Após a confirmação da necropsia feita pela equipe do IML de Poços de Caldas de que a criança foi vítima de espancamento, os pais foram presos e ouvidos pela polícia civil separadamente. O pai, Alexandre Mantonholi, de 23 anos, negou a autoria a todo momento e demonstrava frieza. Bem como a mãe que também não esboçou qualquer tipo de reação para quem tinha acabado de perder um filho. Durante o depoimento ela acabou confessando que o pai havia batido na criança com tapas no rosto e joelhadas no abdômen.

A mãe revelou ainda que o motivo das agressões seria o choro constante da criança que sofria de cólicas abdominais, caso muito comum em bebes na idade dele.

Segundo a delegada , Ana Carolina disse que o pai se estressou com o choro e partiu para as agressões. A mãe disse que tentou tirar a criança do pai e pediu que parasse, mas não teria tomada outras providências. Durante o depoimento Ana Carolina tentou o tempo todo se eximir da culpa. Para os delegados ela foi omissa em não pedir socorro e denunciar as agressões.

A mãe só tomou providência por volta de 1h30 da manhã quando observou que a criança não havia acordado para mamar. Foi então que viu que o bebê tinha dificuldades para respirar e chamou o SAMU.

A polícia civil acredita que as agressões vinham acontecendo há mais tempo, uma vez que vizinhos do casal já haviam feito denúncias ao Conselho Tutelar, que chegou a ir à casa dos pais, porém não encontraram indícios de maus tratos.

De acordo com os delegados o casal não fazia uso de bebida e nem de drogas.

A polícia civil tem 10 dias para concluir o inquérito e vai ouvir outras testemunhas. O casal está preso no presídio de Andradas e vai ter o pedido de prisão temporária revertido em preventiva.

O casal vai responder por homicídio qualificado e por maus tratos. A mãe também vai responder por omissão.
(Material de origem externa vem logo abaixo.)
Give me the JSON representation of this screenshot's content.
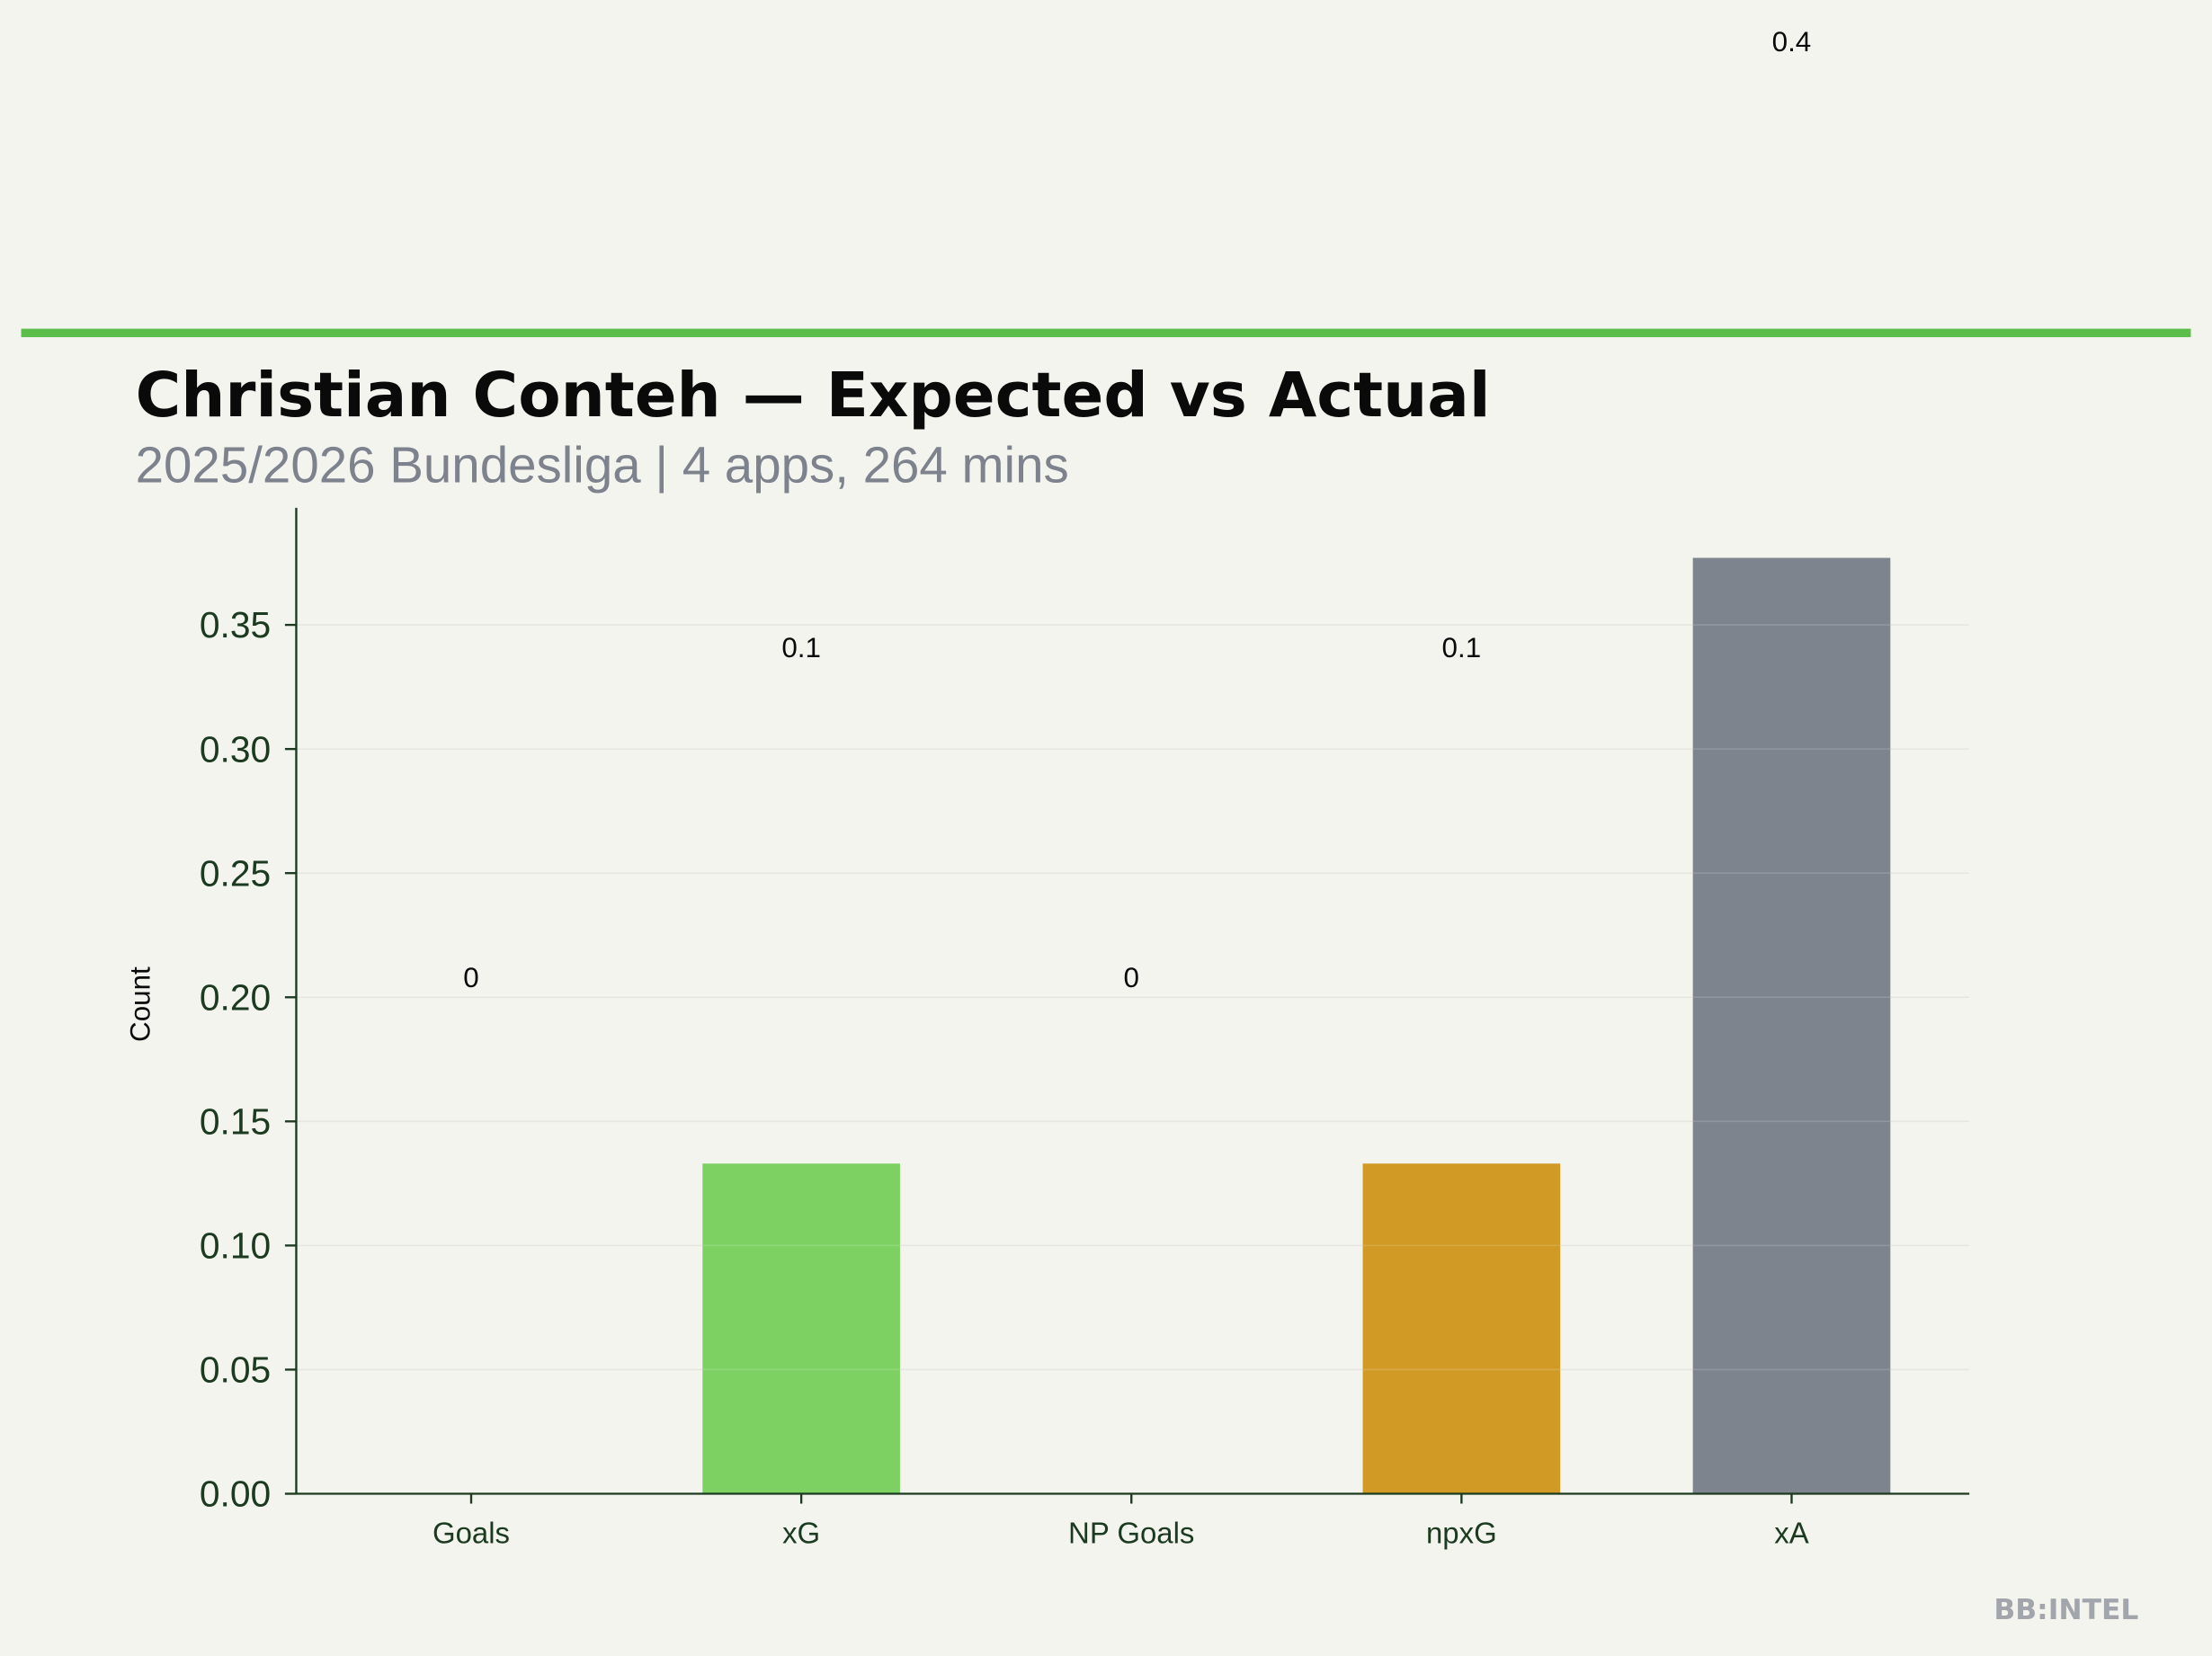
{
  "chart_data": {
    "type": "bar",
    "title": "Christian Conteh — Expected vs Actual",
    "subtitle": "2025/2026 Bundesliga | 4 apps, 264 mins",
    "xlabel": "",
    "ylabel": "Count",
    "categories": [
      "Goals",
      "xG",
      "NP Goals",
      "npxG",
      "xA"
    ],
    "values": [
      0,
      0.133,
      0,
      0.133,
      0.377
    ],
    "data_labels": [
      "0",
      "0.1",
      "0",
      "0.1",
      "0.4"
    ],
    "label_offset": 0.208,
    "colors": [
      "#7dd163",
      "#7dd163",
      "#7dd163",
      "#d19a24",
      "#7e848e"
    ],
    "ylim": [
      0,
      0.395
    ],
    "yticks": [
      0,
      0.05,
      0.1,
      0.15,
      0.2,
      0.25,
      0.3,
      0.35
    ],
    "ytick_labels": [
      "0.00",
      "0.05",
      "0.10",
      "0.15",
      "0.20",
      "0.25",
      "0.30",
      "0.35"
    ],
    "grid": true,
    "watermark": "BB:INTEL",
    "accent_color": "#5bbd4a"
  }
}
Sobre a conduta durante o atendimento médico à criança, o delegado disse que serão tomadas medidas administrativas para apurar o caso, porém a prioridade agora é continuidade ao inquérito.

Entenda o caso De acordo com a Polícia Militar, uma equipe do SAMU foi acionada por volta de 1h30 da manhã depois que a mãe da criança observou que o filho não estava respirando. A mãe contou aos militares que estranhou o fato da criança não chorar para mamar e foi ver o que estava acontecendo e constatou que o bebê não respirava. Em contato com o SAMU, a mãe foi orientada a fazer massagem cardíaca até a chegada da equipe no sítio onde a família mora. Enquanto isso o pai aguardava na estrada pelo socorro. A criança foi levada imediatamente para o Pronto Socorro, mas não resistiu e morreu. O caso veio à tona depois que o agente funerário, Leandro Antoniette Ferraz, desconfiou das lesões e se recusou a preparar o corpo para o sepultamento e chamou a PM. O medico do plantão relatou que não percebeu nenhuma lesão na criança e que ficou sabendo do fato após o contato do agente funerário. Ao serem questionados sobre os indícios de lesões, os pais contaram que na última quarta-feira, 20, a criança se feriu no momento em que a mãe penteava o cabelo do bebê a ponta do pente quebrou e a garra causou uma pequena lesão na cabeça da criança. O caso foi levado ao delegado de plantão e o corpo da criança foi levado para o IML de Poços de Caldas para apurar a causa da morte do bebê.